There are seven different normalization methods available, which might need additional parameters, which are passed via the norm.param list:

  • 'rank.unit' - converts features to ranks and normalizes each column (=sample) by the square root of the sum of ranks This method does not require additional parameters.

  • 'rank.std' - converts features to ranks and applies z-score standardization. This method requires sd.min.q (minimum quantile of the standard deviation to be added to all features in order to avoid underestimation of standard deviation) as additional parameter.

  • 'log.clr' - centered log-ratio transformation. This methods requires a pseudocount (log.n0) before log-transformation.

  • 'log.std' - log-transforms features and applies z-score standardization. This method requires both a pseudocount (log.n0) and sd.min.q

  • 'log.unit' - log-transforms features and normalizes by features or samples with different norms. This method requires a pseudocount (log.n0) and then additionally the parameters norm.maring (margin over which to normalize, similarly to the apply-syntax: Allowed values are 1 for normalization over features, 2 over samples, and 3 for normalization by the global maximum) and the parameter n.p (vector norm to be used, can be either 1 for x/sum(x) or 2 for x/sqrt(sum(x^2))).

  • 'std' - z-score standardization without any other transformation This method only requires the sd.min.q parameter

  • 'pass' - pass-through normalization will not change the features

Frozen normalization

The function additionally allows to perform a frozen normalization on a different dataset.

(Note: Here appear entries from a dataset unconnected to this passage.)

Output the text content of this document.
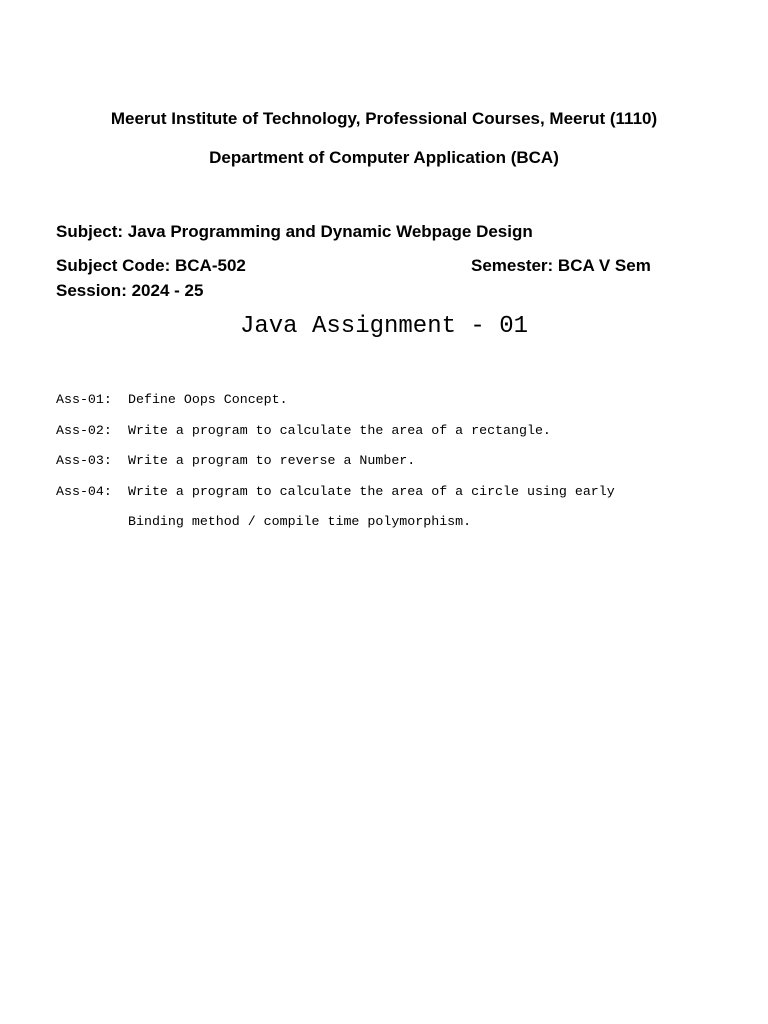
Meerut Institute of Technology, Professional Courses, Meerut (1110)
Department of Computer Application (BCA)
Subject: Java Programming and Dynamic Webpage Design
Subject Code: BCA-502	Semester: BCA V Sem
Session: 2024 - 25
Java Assignment - 01
Ass-01:	Define Oops Concept.
Ass-02:	Write a program to calculate the area of a rectangle.
Ass-03:	Write a program to reverse a Number.
Ass-04:	Write a program to calculate the area of a circle using early
Binding method / compile time polymorphism.
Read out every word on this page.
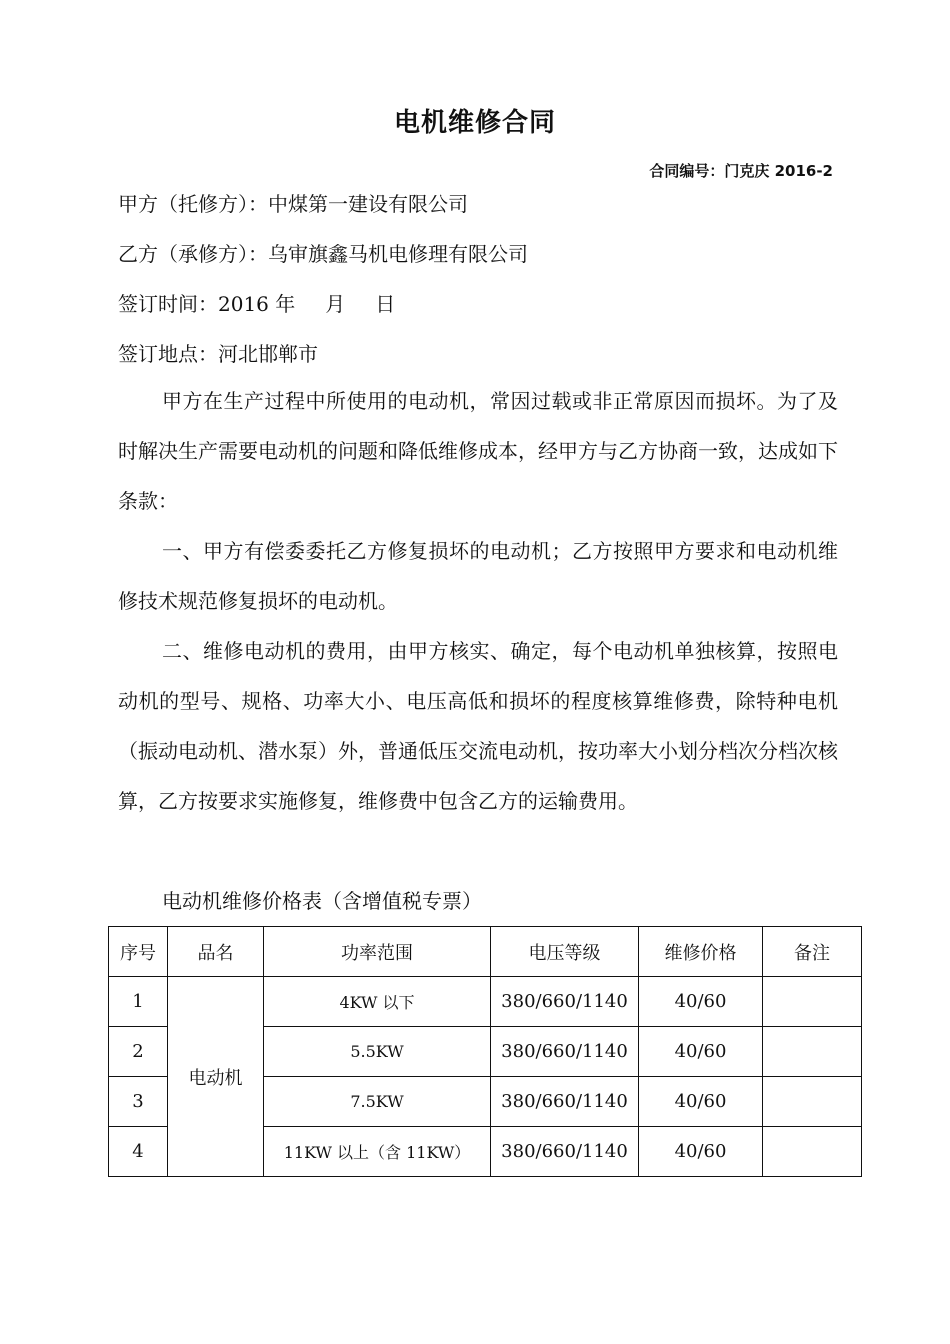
电机维修合同
合同编号：门克庆 2016-2
甲方（托修方）：中煤第一建设有限公司
乙方（承修方）：乌审旗鑫马机电修理有限公司
签订时间：2016 年 月 日
签订地点：河北邯郸市
甲方在生产过程中所使用的电动机，常因过载或非正常原因而损坏。为了及时解决生产需要电动机的问题和降低维修成本，经甲方与乙方协商一致，达成如下条款：
一、甲方有偿委委托乙方修复损坏的电动机；乙方按照甲方要求和电动机维修技术规范修复损坏的电动机。
二、维修电动机的费用，由甲方核实、确定，每个电动机单独核算，按照电动机的型号、规格、功率大小、电压高低和损坏的程度核算维修费，除特种电机（振动电动机、潜水泵）外，普通低压交流电动机，按功率大小划分档次分档次核算，乙方按要求实施修复，维修费中包含乙方的运输费用。
电动机维修价格表（含增值税专票）
序号	品名	功率范围	电压等级	维修价格	备注
1	电动机	4KW 以下	380/660/1140	40/60	
2		5.5KW	380/660/1140	40/60	
3		7.5KW	380/660/1140	40/60	
4		11KW 以上（含 11KW）	380/660/1140	40/60	
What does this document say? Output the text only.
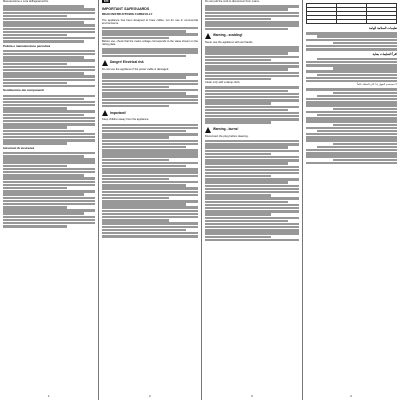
Manutenzione e cura dell'apparecchio

Pulizia e manutenzione periodica

Sostituzione dei componenti

Istruzioni di sicurezza

1
EN
IMPORTANT SAFEGUARDS
READ INSTRUCTIONS CAREFULLY

The appliance has been designed to brew coffee, not for use in commercial environments.

Before use, check that the mains voltage corresponds to the value shown on the rating plate.

Danger! Electrical risk

Do not use the appliance if the power cable is damaged.

Important!

Keep children away from the appliance.

2

Do not pull the cord to disconnect from mains.

Warning - scalding!

Never use the appliance with wet hands.

Clean only with a damp cloth.

Warning - burns!

Disconnect the plug before cleaning.

3

تعليمات السلامة الهامة

اقرأ التعليمات بعناية

لا تستخدم الجهاز إذا كان السلك تالفاً

4
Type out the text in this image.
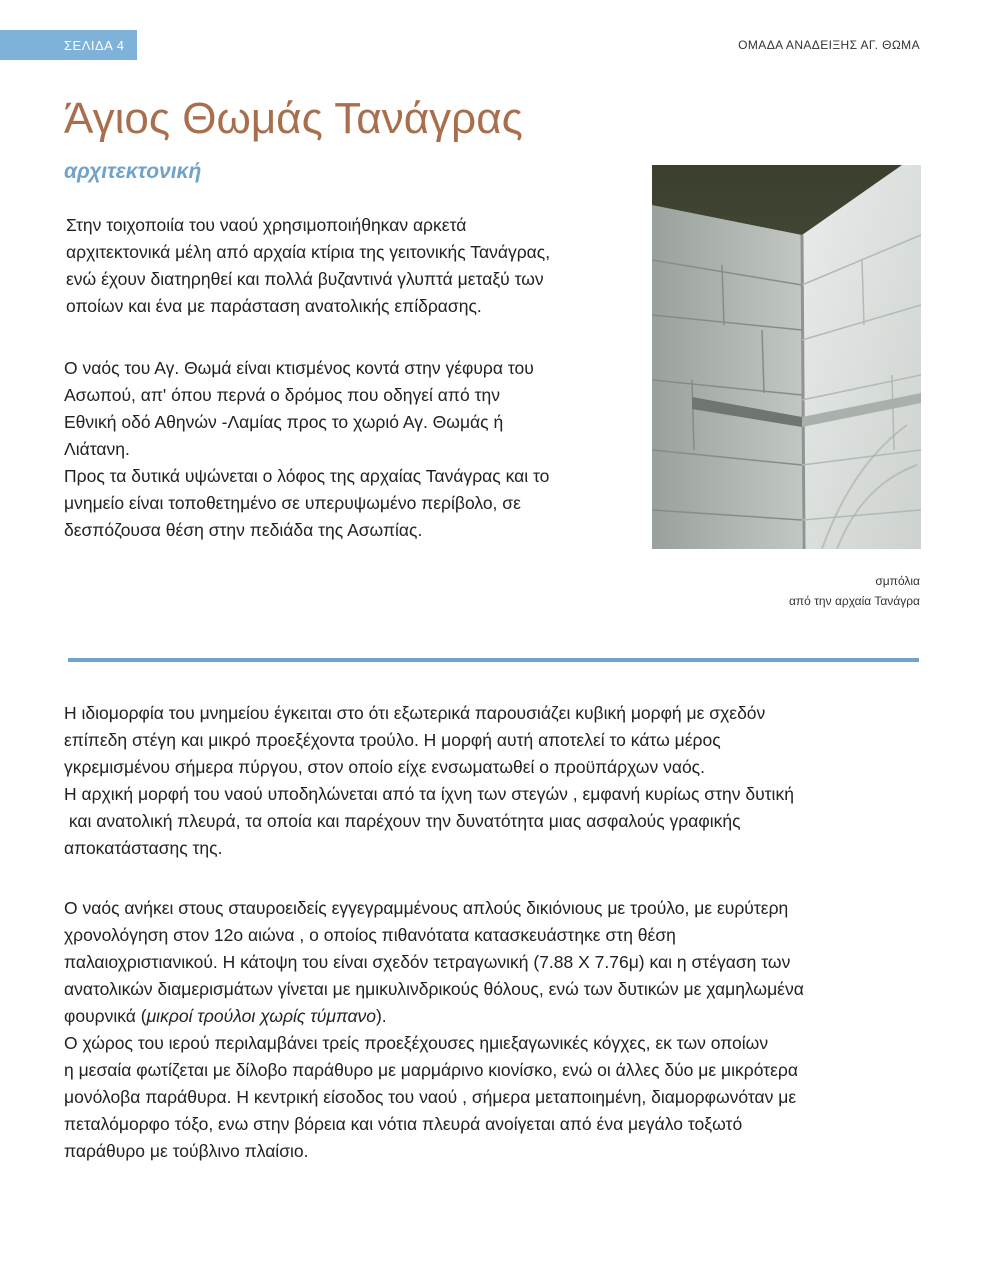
ΣΕΛΙΔΑ 4	ΟΜΑΔΑ ΑΝΑΔΕΙΞΗΣ ΑΓ. ΘΩΜΑ
Άγιος Θωμάς Τανάγρας
αρχιτεκτονική

Στην τοιχοποιία του ναού χρησιμοποιήθηκαν αρκετά
αρχιτεκτονικά μέλη από αρχαία κτίρια της γειτονικής Τανάγρας,
ενώ έχουν διατηρηθεί και πολλά βυζαντινά γλυπτά μεταξύ των
οποίων και ένα με παράσταση ανατολικής επίδρασης.

Ο ναός του Αγ. Θωμά είναι κτισμένος κοντά στην γέφυρα του
Ασωπού, απ' όπου περνά ο δρόμος που οδηγεί από την
Εθνική οδό Αθηνών -Λαμίας προς το χωριό Αγ. Θωμάς ή
Λιάτανη.
Προς τα δυτικά υψώνεται ο λόφος της αρχαίας Τανάγρας και το
μνημείο είναι τοποθετημένο σε υπερυψωμένο περίβολο, σε
δεσπόζουσα θέση στην πεδιάδα της Ασωπίας.

σμπόλια
από την αρχαία Τανάγρα

Η ιδιομορφία του μνημείου έγκειται στο ότι εξωτερικά παρουσιάζει κυβική μορφή με σχεδόν
επίπεδη στέγη και μικρό προεξέχοντα τρούλο. Η μορφή αυτή αποτελεί το κάτω μέρος
γκρεμισμένου σήμερα πύργου, στον οποίο είχε ενσωματωθεί ο προϋπάρχων ναός.
Η αρχική μορφή του ναού υποδηλώνεται από τα ίχνη των στεγών , εμφανή κυρίως στην δυτική
και ανατολική πλευρά, τα οποία και παρέχουν την δυνατότητα μιας ασφαλούς γραφικής
αποκατάστασης της.

Ο ναός ανήκει στους σταυροειδείς εγγεγραμμένους απλούς δικιόνιους με τρούλο, με ευρύτερη
χρονολόγηση στον 12ο αιώνα , ο οποίος πιθανότατα κατασκευάστηκε στη θέση
παλαιοχριστιανικού. Η κάτοψη του είναι σχεδόν τετραγωνική (7.88 Χ 7.76μ) και η στέγαση των
ανατολικών διαμερισμάτων γίνεται με ημικυλινδρικούς θόλους, ενώ των δυτικών με χαμηλωμένα
φουρνικά (μικροί τρούλοι χωρίς τύμπανο).
Ο χώρος του ιερού περιλαμβάνει τρείς προεξέχουσες ημιεξαγωνικές κόγχες, εκ των οποίων
η μεσαία φωτίζεται με δίλοβο παράθυρο με μαρμάρινο κιονίσκο, ενώ οι άλλες δύο με μικρότερα
μονόλοβα παράθυρα. Η κεντρική είσοδος του ναού , σήμερα μεταποιημένη, διαμορφωνόταν με
πεταλόμορφο τόξο, ενω στην βόρεια και νότια πλευρά ανοίγεται από ένα μεγάλο τοξωτό
παράθυρο με τούβλινο πλαίσιο.
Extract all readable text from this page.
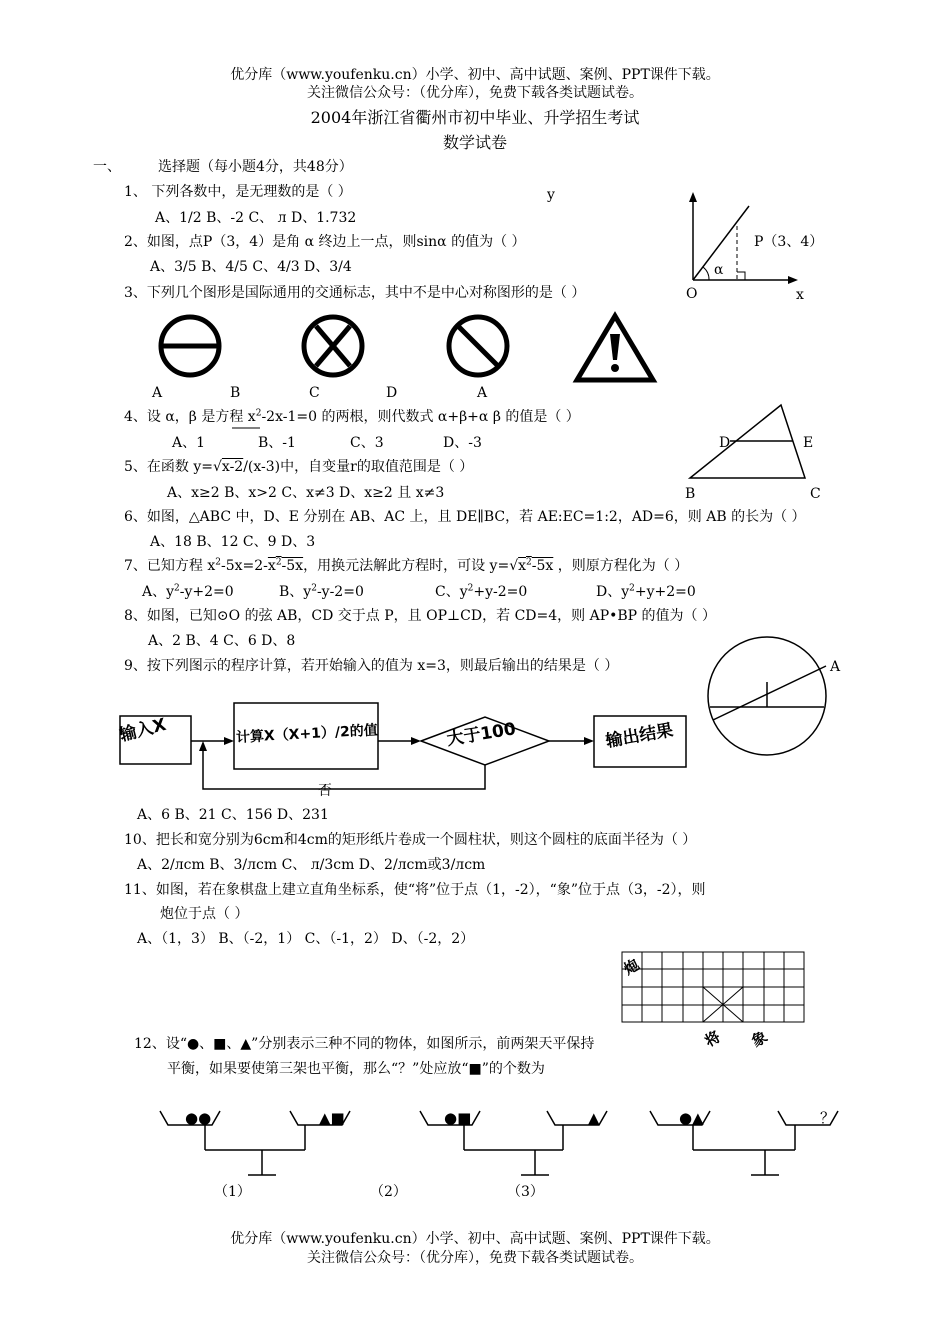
优分库（www.youfenku.cn）小学、初中、高中试题、案例、PPT课件下载。
关注微信公众号：（优分库），免费下载各类试题试卷。
2004年浙江省衢州市初中毕业、升学招生考试
数学试卷
一、	选择题（每小题4分，共48分）
1、 下列各数中，是无理数的是（ ）
A、1/2 B、-2 C、 л D、1.732
2、如图，点P（3，4）是角 α 终边上一点，则sinα 的值为（ ）
A、3/5 B、4/5 C、4/3 D、3/4
3、下列几个图形是国际通用的交通标志，其中不是中心对称图形的是（ ）
A	B	C	D	A
4、设 α，β 是方程 $x^2-2x-1=0$ 的两根，则代数式 α+β+α β 的值是（ ）
A、1	B、-1	C、3	D、-3
5、在函数 y=√x-2/(x-3)中，自变量r的取值范围是（ ）
A、x≥2 B、x>2 C、x≠3 D、x≥2 且 x≠3
6、如图，△ABC 中，D、E 分别在 AB、AC 上，且 DE∥BC，若 AE:EC=1:2，AD=6，则 AB 的长为（ ）
A、18 B、12 C、9 D、3
7、已知方程 $x^2-5x=2-x^2-5x$，用换元法解此方程时，可设 $y=√x^2-5x$ ，则原方程化为（ ）
A、$y^2-y+2=0$	B、$y^2-y-2=0$	C、$y^2+y-2=0$	D、$y^2+y+2=0$
8、如图，已知⊙O 的弦 AB，CD 交于点 P，且 OP⊥CD，若 CD=4，则 AP•BP 的值为（ ）
A、2 B、4 C、6 D、8
9、按下列图示的程序计算，若开始输入的值为 x=3，则最后输出的结果是（ ）
y
P（3、4）
α
O	x
D	E
B	C
A
输入X	计算X（X+1）/2的值	大于100	输出结果
否
A、6 B、21 C、156 D、231
10、把长和宽分别为6cm和4cm的矩形纸片卷成一个圆柱状，则这个圆柱的底面半径为（ ）
A、2/лcm B、3/лcm C、 л/3cm D、2/лcm或3/лcm
11、如图，若在象棋盘上建立直角坐标系，使“将”位于点（1，-2），“象”位于点（3，-2），则
炮位于点（ ）
A、（1，3） B、（-2，1） C、（-1，2） D、（-2，2）
炮
将 象
12、设“●、■、▲”分别表示三种不同的物体，如图所示，前两架天平保持
平衡，如果要使第三架也平衡，那么“？”处应放“■”的个数为
●●	▲■	●■	▲	●▲	？
（1）	（2）	（3）
优分库（www.youfenku.cn）小学、初中、高中试题、案例、PPT课件下载。
关注微信公众号：（优分库），免费下载各类试题试卷。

After normalizing the first dataset, the norm_feat slot in the SIAMCAT object contains all parameters of the normalization, which you can access via the norm_params accessor.

In order to perform a frozen normalization of a new dataset, you can run the function supplying the normalization parameters as argument to norm.param: norm.param=norm_params(siamcat_reference). See also the example below.

Examples

# Example data
data(siamcat_example)

# Simple example
siamcat_norm <- normalize.features(siamcat_example,
    norm.method='rank.unit')
#> Features normalized successfully.

# log.unit example
siamcat_norm <- normalize.features(siamcat_example,
    norm.method='log.unit',
    norm.param=list(log.n0=1e-05, n.p=1, norm.margin=1))
#> Features normalized successfully.

# log.std example
siamcat_norm <- normalize.features(siamcat_example,
    norm.method='log.std',
    norm.param=list(log.n0=1e-05, sd.min.q=.1))
#> Features normalized successfully.

# Frozen normalization
# normalize the object siamcat with the same parameters as used in 
# siamcat_reference
# 
# this is not run
# siamcat_norm <- normalize.features(siamcat,
#   norm.param=norm_params(siamcat_reference))